Wir bekamen Jeb Jolleys Leiche weder an diesem noch in den folgenden paar Tagen herein. Die ganze Woche verbrachte ich in atemloser Erwartung und eilte jeden Nachmittag nach Hause, um zu sehen, ob sie schon eingetroffen war. Es fühlte sich an wie Weihnachten. Der Gerichtsmediziner hielt die Leiche allerdings länger fest als gewöhnlich, um eine volle Autopsie durchzuführen. Das bedeutete, dass er den Toten aufschnitt und untersuchte, wie und wann er gestorben war und wer ihn umgebracht hatte. Der Clayton Daily brachte jeden Tag etwas über den Todesfall und bestätigte schließlich sogar, dass die Polizei wegen Mordes ermittelte. Ihrem ersten Eindruck zufolge hatte ein wildes Tier Jeb getötet, doch es gab anscheinend mehrere Hinweise, nach denen auf eine vorsätzliche Tat zu schließen war. Welcher Art diese Hinweise waren, verriet man natürlich nicht. Das war das sensationellste Ereignis, das es in meinem ganzen Leben im Clayton County gegeben hatte.

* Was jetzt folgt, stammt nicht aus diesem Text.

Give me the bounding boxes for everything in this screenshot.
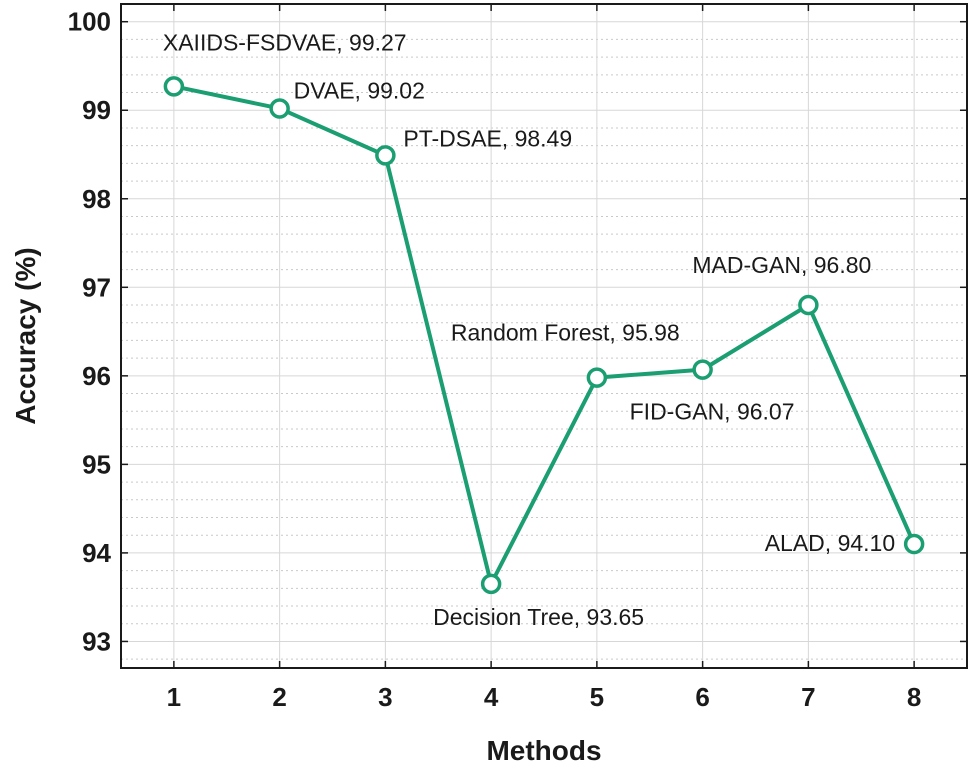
data-label: Random Forest, 95.98 [451,320,680,346]
y-tick-label: 94 [82,538,111,568]
data-label: ALAD, 94.10 [765,530,895,556]
y-tick-label: 99 [82,95,111,125]
data-point [163,76,185,97]
y-tick-label: 95 [82,449,111,479]
x-axis-title: Methods [486,735,601,766]
series-path [173,84,916,586]
x-tick-label: 3 [378,682,392,712]
x-tick-label: 6 [695,682,709,712]
x-tick-label: 4 [484,682,499,712]
y-tick-label: 96 [82,361,111,391]
data-point [798,294,819,316]
data-label: Decision Tree, 93.65 [433,604,644,630]
axis-ticks: 93 94 95 96 97 98 99 100 1 2 3 4 5 6 7 8 [68,4,967,712]
series-line [163,76,925,595]
y-tick-label: 98 [82,184,111,214]
plot-frame [120,3,968,669]
y-axis-title: Accuracy (%) [10,247,41,424]
data-point [480,573,502,595]
data-label: PT-DSAE, 98.49 [403,125,572,151]
data-label: FID-GAN, 96.07 [630,399,795,425]
grid [121,4,967,668]
x-tick-label: 2 [272,682,286,712]
data-point [269,98,290,119]
x-tick-label: 5 [590,682,604,712]
x-tick-label: 7 [801,682,815,712]
data-point [692,359,713,380]
data-label: DVAE, 99.02 [294,77,425,103]
data-annotations: XAIIDS-FSDVAE, 99.27 DVAE, 99.02 PT-DSAE, … [163,29,895,630]
y-tick-label: 93 [82,626,111,656]
y-tick-label: 100 [68,7,111,37]
data-point [375,145,396,166]
data-label: XAIIDS-FSDVAE, 99.27 [163,29,407,55]
y-tick-label: 97 [82,272,111,302]
x-tick-label: 8 [907,682,921,712]
data-point [586,367,608,388]
data-point [903,533,925,555]
data-label: MAD-GAN, 96.80 [692,252,871,278]
x-tick-label: 1 [167,682,181,712]
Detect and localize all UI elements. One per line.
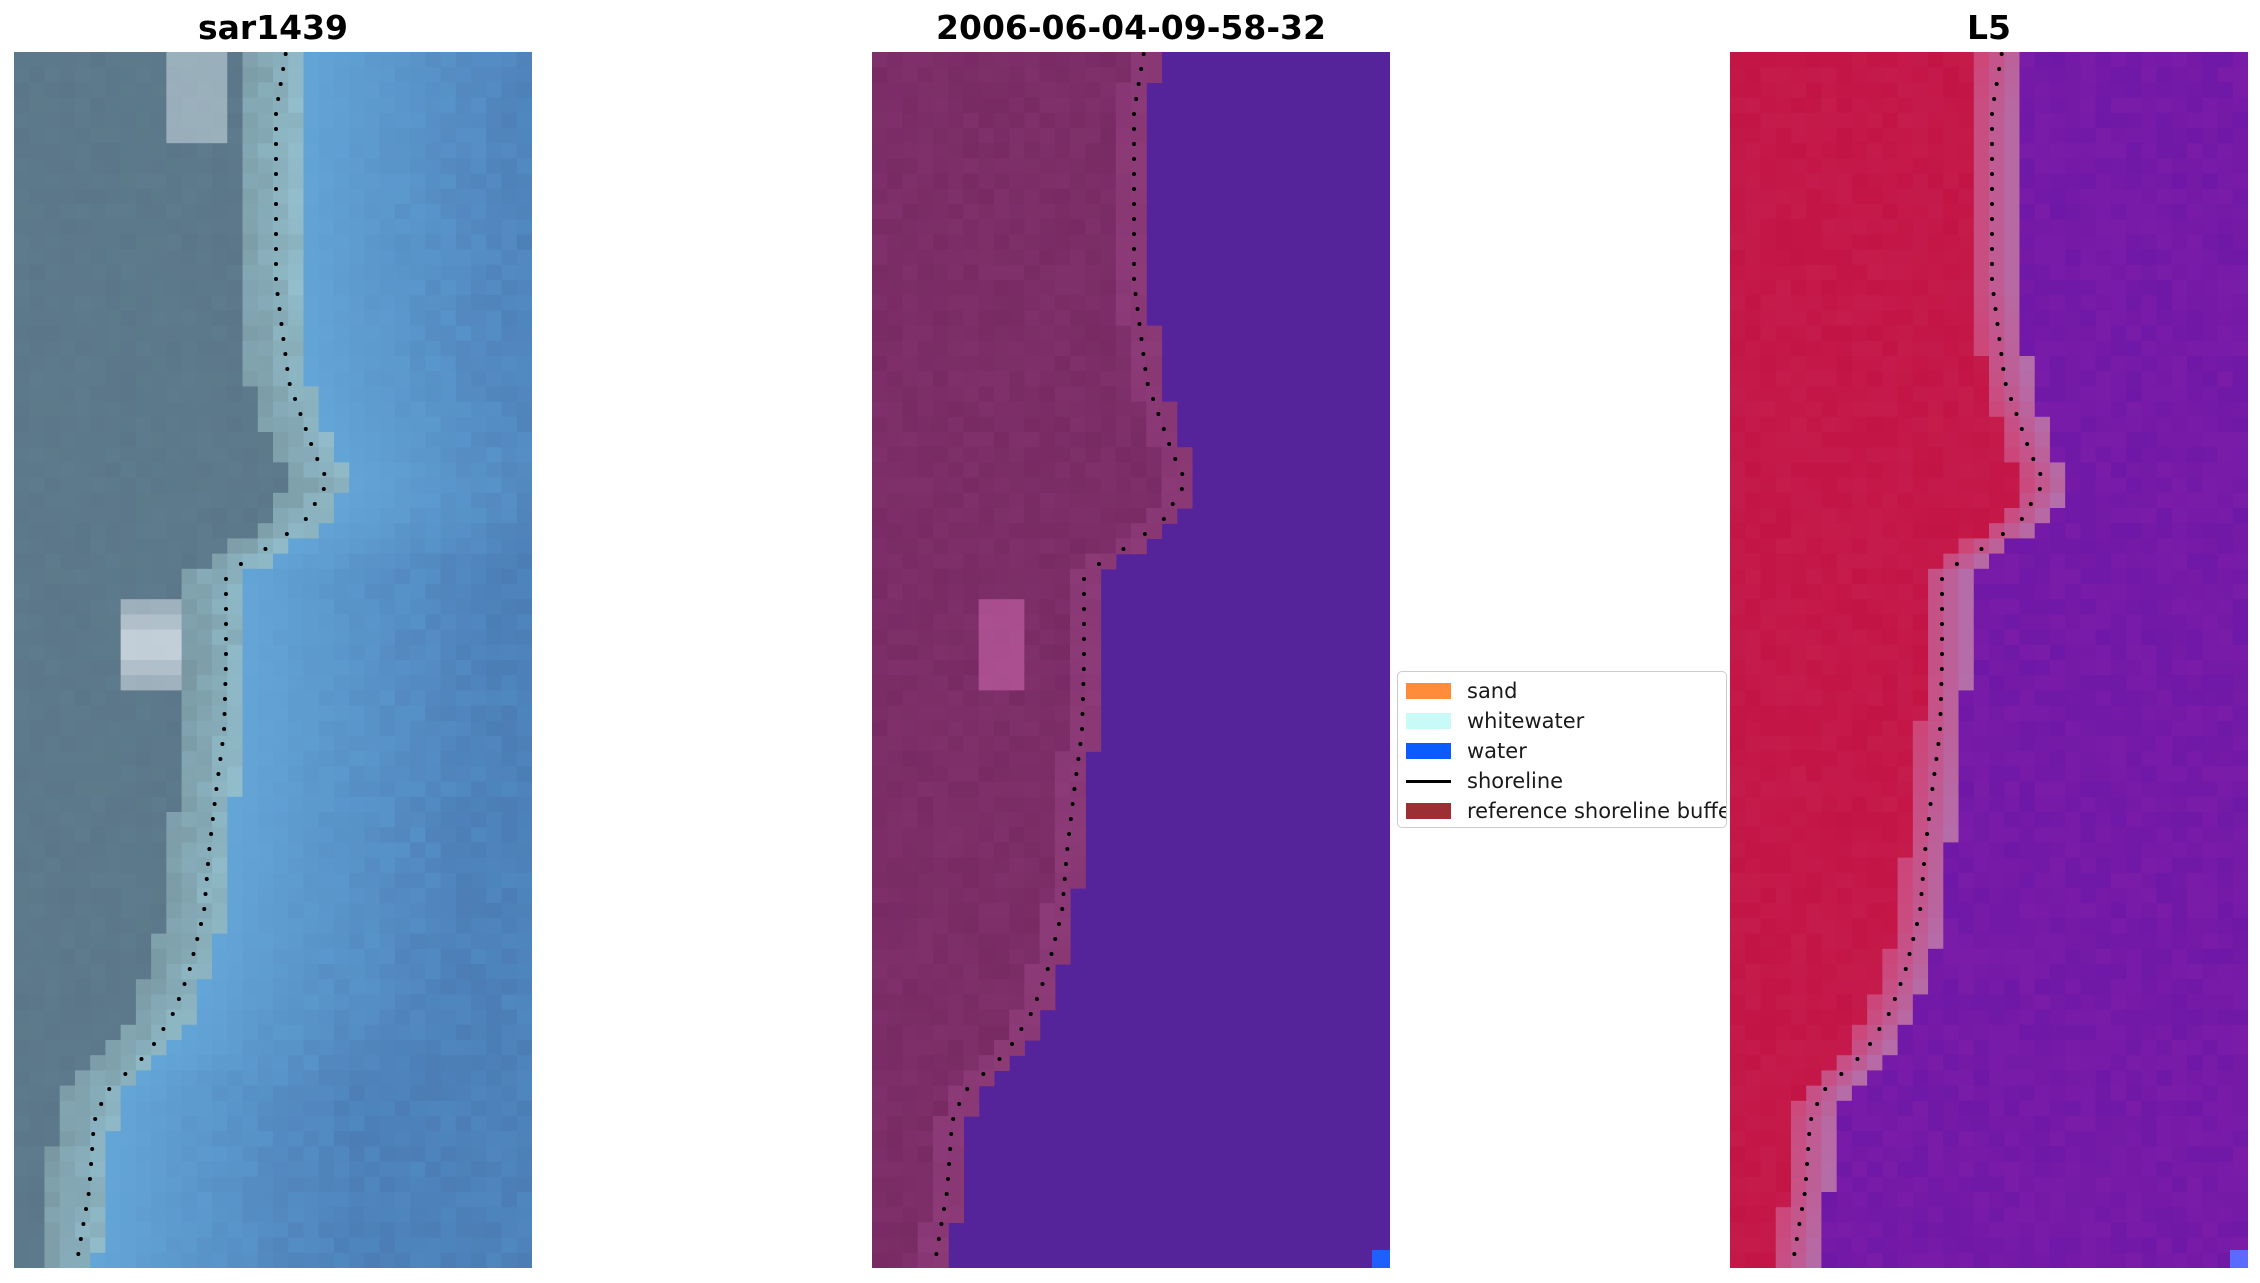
water-index-image bbox=[1730, 52, 2248, 1268]
classification-image bbox=[872, 52, 1390, 1268]
legend: sand whitewater water shoreline referenc… bbox=[1397, 671, 1727, 828]
shoreline-dots bbox=[76, 52, 327, 1256]
legend-label-shoreline: shoreline bbox=[1467, 769, 1564, 793]
panel-title-rgb: sar1439 bbox=[197, 8, 349, 47]
legend-swatch-whitewater bbox=[1406, 713, 1451, 729]
legend-label-water: water bbox=[1467, 739, 1527, 763]
rgb-satellite-image bbox=[14, 52, 532, 1268]
index-corner-pixel bbox=[2230, 1250, 2248, 1268]
shoreline-dots bbox=[934, 52, 1185, 1256]
legend-swatch-reference-buffer bbox=[1406, 803, 1451, 819]
panel-title-classification: 2006-06-04-09-58-32 bbox=[936, 8, 1326, 47]
legend-label-whitewater: whitewater bbox=[1467, 709, 1585, 733]
legend-swatch-water bbox=[1406, 743, 1451, 759]
water-pixel bbox=[1372, 1250, 1390, 1268]
legend-swatch-sand bbox=[1406, 683, 1451, 699]
panel-title-index: L5 bbox=[1967, 8, 2011, 47]
legend-label-reference-buffer: reference shoreline buffer bbox=[1467, 799, 1727, 823]
shoreline-dots bbox=[1792, 52, 2043, 1256]
legend-line-shoreline bbox=[1406, 780, 1451, 783]
legend-label-sand: sand bbox=[1467, 679, 1518, 703]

    Am Donnerstag bekamen wir unsere Geschichtsaufsätze zurück. Ich hatte die volle Punktzahl, und am Rand stand: »Interessante Wahl!« Maxwell, der Typ, mit dem ich oft zusammen war, bekam zwei Punkte Abzug wegen des geringen Umfangs und zwei weitere wegen schlechter Rechtschreibung. Er hatte nur eine halbe Seite über Albert Einstein eingereicht und den Namen jedes Mal anders geschrieben.
    »Über Einstein gibt es ja auch nicht viel zu sagen«, verteidigte sich Max, als wir in der Cafeteria der Schule in einer Ecke saßen. »Er hat e = mc 2 und die Atombombe entdeckt, und das war’s auch schon. Ich bin froh, dass ich überhaupt eine halbe Seite zusammenbekommen habe.«
    Eigentlich konnte ich Max nicht besonders gut leiden, und das war fast das Normalste an mir, weil auch sonst niemand Max mochte. Er war klein und ziemlich dick, trug eine Brille, benutzte einen Inhalator und hatte jede Menge Kleidungsstücke aus zweiter Hand im Schrank. Außerdem war er vorlaut und nervig und redete im Brustton der Überzeugung mit Vorliebe über Dinge, von denen er nichts verstand. Anders ausgedrückt, verhielt er sich wie die Schulrowdys, ohne aber deren Körperkraft oder Charisma zu besitzen. Das alles passte mir gut, weil er obendrein eine Eigenschaft besaß, die ich bei Schulfreunden ganz besonders schätzte – er redete gern, und es war ihm egal, ob ich ihm zuhörte oder nicht. Das war ein Teil meines Plans, möglichst unauffällig zu bleiben. Allein waren wir ein verrückter Junge, der mit sich selbst redete, und ein anderer verrückter Junge, der mit überhaupt niemandem sprach. Zusammen waren wir zwei verrückte Jungs, die beinahe so etwas wie einen Dialog führten. Es war nicht viel, aber dadurch wirkten wir ein wenig normaler. Zweimal falsch ergibt einmal richtig.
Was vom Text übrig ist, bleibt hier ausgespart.